The baby naming process has become increasingly complex over recent years. No longer is it a case of choosing between classic names like James, Mary or that of a cherished relative, there are thousands of sites to consult, advisers to hire. And nothing throws a spanner between mom- and-dad-to-be like having to agree on what to call their newborn.
My husband and I were no exception. Though we disagreed on virtually every name, the laughs we had throughout the selection process diffused most of the tension. We extended the mirth by leading relatives to believe that we planned to name our firstborn son Gonzo, or worse yet, as a nod to my husband's heritage, some unpronounceable Gaelic name.
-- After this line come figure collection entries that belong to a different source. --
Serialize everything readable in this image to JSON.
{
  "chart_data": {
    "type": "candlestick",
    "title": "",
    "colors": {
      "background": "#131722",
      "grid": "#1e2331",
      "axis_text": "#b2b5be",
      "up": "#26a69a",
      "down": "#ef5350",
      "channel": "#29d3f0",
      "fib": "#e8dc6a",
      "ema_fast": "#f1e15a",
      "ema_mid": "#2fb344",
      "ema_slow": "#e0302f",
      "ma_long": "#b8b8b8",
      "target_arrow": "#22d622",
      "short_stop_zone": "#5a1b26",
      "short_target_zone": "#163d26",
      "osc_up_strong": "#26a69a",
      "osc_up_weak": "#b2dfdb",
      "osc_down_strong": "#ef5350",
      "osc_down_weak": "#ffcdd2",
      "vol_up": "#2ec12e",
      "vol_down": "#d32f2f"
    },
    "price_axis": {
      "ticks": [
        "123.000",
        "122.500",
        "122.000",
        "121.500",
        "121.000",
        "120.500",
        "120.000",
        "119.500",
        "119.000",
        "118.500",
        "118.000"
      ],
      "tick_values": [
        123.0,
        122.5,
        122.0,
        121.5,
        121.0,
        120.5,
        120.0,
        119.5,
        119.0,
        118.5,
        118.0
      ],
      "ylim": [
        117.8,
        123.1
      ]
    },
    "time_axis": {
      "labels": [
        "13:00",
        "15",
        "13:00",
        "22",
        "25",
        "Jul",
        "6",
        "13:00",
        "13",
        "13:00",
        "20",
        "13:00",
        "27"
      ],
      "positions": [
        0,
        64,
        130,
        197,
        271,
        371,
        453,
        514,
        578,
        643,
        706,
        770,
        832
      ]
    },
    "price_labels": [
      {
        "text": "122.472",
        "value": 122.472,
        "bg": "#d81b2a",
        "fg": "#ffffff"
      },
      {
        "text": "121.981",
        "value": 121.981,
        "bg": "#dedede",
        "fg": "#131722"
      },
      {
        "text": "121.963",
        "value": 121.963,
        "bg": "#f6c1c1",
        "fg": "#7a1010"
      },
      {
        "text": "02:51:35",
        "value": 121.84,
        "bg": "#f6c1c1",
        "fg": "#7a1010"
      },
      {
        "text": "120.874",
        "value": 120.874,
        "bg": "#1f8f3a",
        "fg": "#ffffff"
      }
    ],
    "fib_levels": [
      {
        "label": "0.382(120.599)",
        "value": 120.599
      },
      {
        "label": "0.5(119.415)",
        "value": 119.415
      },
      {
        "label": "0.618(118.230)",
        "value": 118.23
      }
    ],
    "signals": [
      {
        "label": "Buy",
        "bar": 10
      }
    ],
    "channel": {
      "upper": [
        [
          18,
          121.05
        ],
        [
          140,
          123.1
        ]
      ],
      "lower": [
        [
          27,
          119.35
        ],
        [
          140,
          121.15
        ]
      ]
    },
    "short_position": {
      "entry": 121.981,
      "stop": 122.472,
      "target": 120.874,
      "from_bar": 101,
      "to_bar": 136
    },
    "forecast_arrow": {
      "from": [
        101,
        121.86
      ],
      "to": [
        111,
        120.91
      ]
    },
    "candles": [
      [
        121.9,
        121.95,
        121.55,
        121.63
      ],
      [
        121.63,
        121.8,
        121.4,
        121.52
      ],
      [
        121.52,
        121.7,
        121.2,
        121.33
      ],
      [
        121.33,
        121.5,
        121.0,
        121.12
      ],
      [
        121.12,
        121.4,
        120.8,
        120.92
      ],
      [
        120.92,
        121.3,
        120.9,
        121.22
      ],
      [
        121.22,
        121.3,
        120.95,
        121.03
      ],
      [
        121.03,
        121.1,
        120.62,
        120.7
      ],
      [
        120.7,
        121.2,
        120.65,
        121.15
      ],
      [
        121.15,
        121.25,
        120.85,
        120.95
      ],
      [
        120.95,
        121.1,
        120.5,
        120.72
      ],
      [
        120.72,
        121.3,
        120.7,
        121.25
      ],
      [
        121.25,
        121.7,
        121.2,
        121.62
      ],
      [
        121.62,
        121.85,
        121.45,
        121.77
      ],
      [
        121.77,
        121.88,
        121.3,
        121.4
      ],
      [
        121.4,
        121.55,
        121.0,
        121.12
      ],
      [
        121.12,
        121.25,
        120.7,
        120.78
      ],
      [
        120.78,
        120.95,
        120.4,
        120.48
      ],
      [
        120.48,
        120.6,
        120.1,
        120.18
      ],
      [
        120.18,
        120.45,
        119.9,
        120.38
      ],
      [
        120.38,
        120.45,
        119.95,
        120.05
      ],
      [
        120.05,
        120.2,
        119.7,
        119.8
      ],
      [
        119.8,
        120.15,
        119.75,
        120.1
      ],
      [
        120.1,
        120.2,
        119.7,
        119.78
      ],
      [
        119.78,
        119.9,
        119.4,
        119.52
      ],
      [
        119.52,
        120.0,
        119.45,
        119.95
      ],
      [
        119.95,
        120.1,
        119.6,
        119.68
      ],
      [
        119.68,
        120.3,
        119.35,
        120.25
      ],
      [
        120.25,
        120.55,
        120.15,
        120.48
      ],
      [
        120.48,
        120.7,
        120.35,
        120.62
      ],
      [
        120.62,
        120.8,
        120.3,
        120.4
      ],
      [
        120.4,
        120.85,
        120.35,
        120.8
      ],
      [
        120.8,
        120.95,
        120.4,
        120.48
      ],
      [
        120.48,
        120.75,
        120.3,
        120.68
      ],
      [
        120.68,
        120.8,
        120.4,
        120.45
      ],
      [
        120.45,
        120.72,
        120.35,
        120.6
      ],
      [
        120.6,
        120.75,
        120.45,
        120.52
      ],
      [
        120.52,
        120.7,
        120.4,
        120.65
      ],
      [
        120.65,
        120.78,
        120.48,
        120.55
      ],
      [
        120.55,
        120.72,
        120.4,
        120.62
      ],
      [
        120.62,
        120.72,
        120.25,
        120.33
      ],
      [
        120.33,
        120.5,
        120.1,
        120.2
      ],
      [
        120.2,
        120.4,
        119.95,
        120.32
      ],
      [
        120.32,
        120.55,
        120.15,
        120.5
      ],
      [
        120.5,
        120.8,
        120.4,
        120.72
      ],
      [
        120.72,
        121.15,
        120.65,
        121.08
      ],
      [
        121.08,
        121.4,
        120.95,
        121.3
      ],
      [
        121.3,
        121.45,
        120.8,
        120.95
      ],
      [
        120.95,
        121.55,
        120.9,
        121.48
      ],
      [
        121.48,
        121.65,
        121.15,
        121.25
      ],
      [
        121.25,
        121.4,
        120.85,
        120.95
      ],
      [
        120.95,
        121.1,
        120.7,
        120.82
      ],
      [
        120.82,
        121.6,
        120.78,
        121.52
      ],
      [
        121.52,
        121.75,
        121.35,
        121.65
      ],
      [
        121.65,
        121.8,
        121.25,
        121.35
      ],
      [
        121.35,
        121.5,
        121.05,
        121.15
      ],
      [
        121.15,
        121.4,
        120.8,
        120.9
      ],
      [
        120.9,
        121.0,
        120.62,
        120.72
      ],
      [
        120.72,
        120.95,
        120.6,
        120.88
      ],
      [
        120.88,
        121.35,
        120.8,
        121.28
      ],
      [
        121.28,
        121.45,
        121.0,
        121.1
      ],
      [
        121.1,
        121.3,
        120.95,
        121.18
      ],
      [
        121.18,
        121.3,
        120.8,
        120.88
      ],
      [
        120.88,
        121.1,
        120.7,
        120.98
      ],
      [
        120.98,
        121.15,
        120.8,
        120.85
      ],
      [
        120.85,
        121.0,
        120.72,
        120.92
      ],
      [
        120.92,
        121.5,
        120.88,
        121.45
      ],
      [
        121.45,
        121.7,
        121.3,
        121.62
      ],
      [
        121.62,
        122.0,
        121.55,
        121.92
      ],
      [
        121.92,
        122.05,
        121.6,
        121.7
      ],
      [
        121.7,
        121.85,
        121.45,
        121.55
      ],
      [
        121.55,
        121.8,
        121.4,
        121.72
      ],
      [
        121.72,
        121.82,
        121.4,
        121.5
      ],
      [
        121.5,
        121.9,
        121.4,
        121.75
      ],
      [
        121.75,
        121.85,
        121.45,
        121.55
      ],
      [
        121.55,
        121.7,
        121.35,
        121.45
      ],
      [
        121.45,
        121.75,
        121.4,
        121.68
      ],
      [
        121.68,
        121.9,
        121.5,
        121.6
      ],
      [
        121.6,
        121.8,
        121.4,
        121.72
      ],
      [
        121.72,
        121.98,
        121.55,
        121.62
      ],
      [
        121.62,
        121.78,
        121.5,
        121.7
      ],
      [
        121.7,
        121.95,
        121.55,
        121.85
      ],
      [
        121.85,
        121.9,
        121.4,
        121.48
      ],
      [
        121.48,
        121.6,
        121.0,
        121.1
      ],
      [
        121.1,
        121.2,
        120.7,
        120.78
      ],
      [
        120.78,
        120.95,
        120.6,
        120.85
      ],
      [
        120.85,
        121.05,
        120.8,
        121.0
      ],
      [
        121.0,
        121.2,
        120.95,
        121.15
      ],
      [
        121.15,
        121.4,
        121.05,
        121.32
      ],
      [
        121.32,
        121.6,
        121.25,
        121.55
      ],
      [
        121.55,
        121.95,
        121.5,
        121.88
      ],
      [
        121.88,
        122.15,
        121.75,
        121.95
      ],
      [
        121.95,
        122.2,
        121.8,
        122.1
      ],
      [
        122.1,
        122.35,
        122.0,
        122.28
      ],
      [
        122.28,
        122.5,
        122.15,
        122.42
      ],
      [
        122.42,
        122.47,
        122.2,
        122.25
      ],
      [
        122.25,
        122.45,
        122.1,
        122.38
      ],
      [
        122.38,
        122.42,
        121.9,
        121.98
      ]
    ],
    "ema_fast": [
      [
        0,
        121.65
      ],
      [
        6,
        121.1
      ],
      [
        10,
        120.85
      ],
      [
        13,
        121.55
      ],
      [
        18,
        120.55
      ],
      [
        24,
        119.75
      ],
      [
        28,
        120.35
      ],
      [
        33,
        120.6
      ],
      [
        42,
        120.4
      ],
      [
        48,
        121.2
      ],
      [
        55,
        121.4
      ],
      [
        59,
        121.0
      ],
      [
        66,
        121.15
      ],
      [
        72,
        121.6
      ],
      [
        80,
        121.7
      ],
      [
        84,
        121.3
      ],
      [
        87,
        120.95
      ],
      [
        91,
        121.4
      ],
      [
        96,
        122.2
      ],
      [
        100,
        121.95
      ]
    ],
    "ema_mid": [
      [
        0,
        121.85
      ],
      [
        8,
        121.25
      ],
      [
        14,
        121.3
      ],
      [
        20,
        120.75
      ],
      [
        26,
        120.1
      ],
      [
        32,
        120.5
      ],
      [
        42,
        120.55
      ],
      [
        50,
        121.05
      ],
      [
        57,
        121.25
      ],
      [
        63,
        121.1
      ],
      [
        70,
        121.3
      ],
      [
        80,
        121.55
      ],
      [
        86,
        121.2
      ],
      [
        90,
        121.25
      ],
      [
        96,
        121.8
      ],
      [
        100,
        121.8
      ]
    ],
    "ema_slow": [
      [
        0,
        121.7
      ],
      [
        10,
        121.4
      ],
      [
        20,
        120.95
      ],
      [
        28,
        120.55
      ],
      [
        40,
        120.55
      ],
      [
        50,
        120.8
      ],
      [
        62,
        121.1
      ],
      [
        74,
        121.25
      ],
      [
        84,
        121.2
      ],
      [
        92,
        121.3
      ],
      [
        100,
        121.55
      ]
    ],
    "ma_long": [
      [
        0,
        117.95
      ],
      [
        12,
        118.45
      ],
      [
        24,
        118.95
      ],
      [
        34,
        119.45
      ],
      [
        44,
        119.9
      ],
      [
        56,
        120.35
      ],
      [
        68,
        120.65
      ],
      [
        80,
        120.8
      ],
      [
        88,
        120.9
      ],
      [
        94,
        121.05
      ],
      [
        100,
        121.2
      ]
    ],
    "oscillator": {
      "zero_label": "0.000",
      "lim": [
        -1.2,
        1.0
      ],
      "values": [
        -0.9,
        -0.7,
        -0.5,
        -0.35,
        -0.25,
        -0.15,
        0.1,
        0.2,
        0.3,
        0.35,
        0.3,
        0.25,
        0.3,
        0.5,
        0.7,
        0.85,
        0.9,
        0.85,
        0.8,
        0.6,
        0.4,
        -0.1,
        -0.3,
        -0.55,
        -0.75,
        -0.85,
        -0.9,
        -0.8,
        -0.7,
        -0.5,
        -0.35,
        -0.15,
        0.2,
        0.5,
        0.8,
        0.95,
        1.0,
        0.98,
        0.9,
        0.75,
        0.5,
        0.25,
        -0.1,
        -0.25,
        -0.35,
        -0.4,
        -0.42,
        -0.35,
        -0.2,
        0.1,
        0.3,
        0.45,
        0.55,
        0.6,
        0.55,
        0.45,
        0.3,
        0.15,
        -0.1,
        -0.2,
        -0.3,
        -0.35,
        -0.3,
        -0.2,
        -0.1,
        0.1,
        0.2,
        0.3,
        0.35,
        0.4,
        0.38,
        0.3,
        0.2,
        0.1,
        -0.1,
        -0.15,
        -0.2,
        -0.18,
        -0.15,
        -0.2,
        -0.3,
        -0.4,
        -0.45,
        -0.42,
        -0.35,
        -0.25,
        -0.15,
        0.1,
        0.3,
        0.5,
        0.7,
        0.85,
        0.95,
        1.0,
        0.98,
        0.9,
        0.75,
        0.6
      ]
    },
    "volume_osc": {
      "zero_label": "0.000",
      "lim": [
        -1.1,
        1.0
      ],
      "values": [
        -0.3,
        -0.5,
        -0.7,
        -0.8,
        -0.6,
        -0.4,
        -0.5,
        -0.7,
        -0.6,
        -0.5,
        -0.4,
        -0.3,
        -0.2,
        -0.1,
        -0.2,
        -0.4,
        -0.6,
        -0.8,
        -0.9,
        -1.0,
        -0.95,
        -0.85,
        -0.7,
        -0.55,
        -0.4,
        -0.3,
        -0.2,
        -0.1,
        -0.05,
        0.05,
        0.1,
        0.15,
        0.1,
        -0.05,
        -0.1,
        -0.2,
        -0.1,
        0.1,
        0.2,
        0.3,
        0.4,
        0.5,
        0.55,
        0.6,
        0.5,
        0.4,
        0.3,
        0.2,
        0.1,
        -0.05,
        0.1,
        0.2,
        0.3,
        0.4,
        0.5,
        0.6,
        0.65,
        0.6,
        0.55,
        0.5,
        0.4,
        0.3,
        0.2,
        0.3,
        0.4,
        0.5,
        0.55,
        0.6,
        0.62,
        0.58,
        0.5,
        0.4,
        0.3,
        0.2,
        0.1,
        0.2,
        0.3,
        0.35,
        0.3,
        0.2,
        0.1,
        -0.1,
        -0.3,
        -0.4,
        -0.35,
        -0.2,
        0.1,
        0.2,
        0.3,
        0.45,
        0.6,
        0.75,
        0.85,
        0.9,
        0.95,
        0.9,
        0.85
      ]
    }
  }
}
As it turns out, Gonzo was just the tip of the weird iceberg. The folks at Nameberry went and compiled the hundred wackiest from the U.S. last year. Who knows what these parents were thinking, suffice to say they will no doubt suffer from some serious baby name remorse.
We're talking weird—from the 'future troublemakers' Capone and Juvenal, to mother nature's son, Cougar, Fox, and Bear. Not to mention the badasses, Tank and Notorious, Marvellous, Famous, and Tupac.
For cultural trends, it's Mad Men all the way, with six Draper kids released into the world. Homage to the late Dirty Dancer, Swayze. And Elvis is back (if he ever went away), as are the corresponding names Graceland, Presley, and Memphis.
The Royal wedding appears to have left its mark, as the absurdly conjoined Princewilliam, Princemichael, and Sircharles will attest.
While the calendar has historically provided baby name inspiration (April, June), it saw some new twists, including Tomorrow, Evening, and Future.
My personal faves: Moo. And lest we forget the northerly neighbours, at least 14 girls last year were named none other than Eh.
Oh, and intoxicants featured, too: Tequila, Chardonnay, and (I kid you not) Abeer.
So there you have it, your Monday morning giggle, courtesy of YMC. Now, quid pro quo. What's the most ridiculous baby name you've ever heard?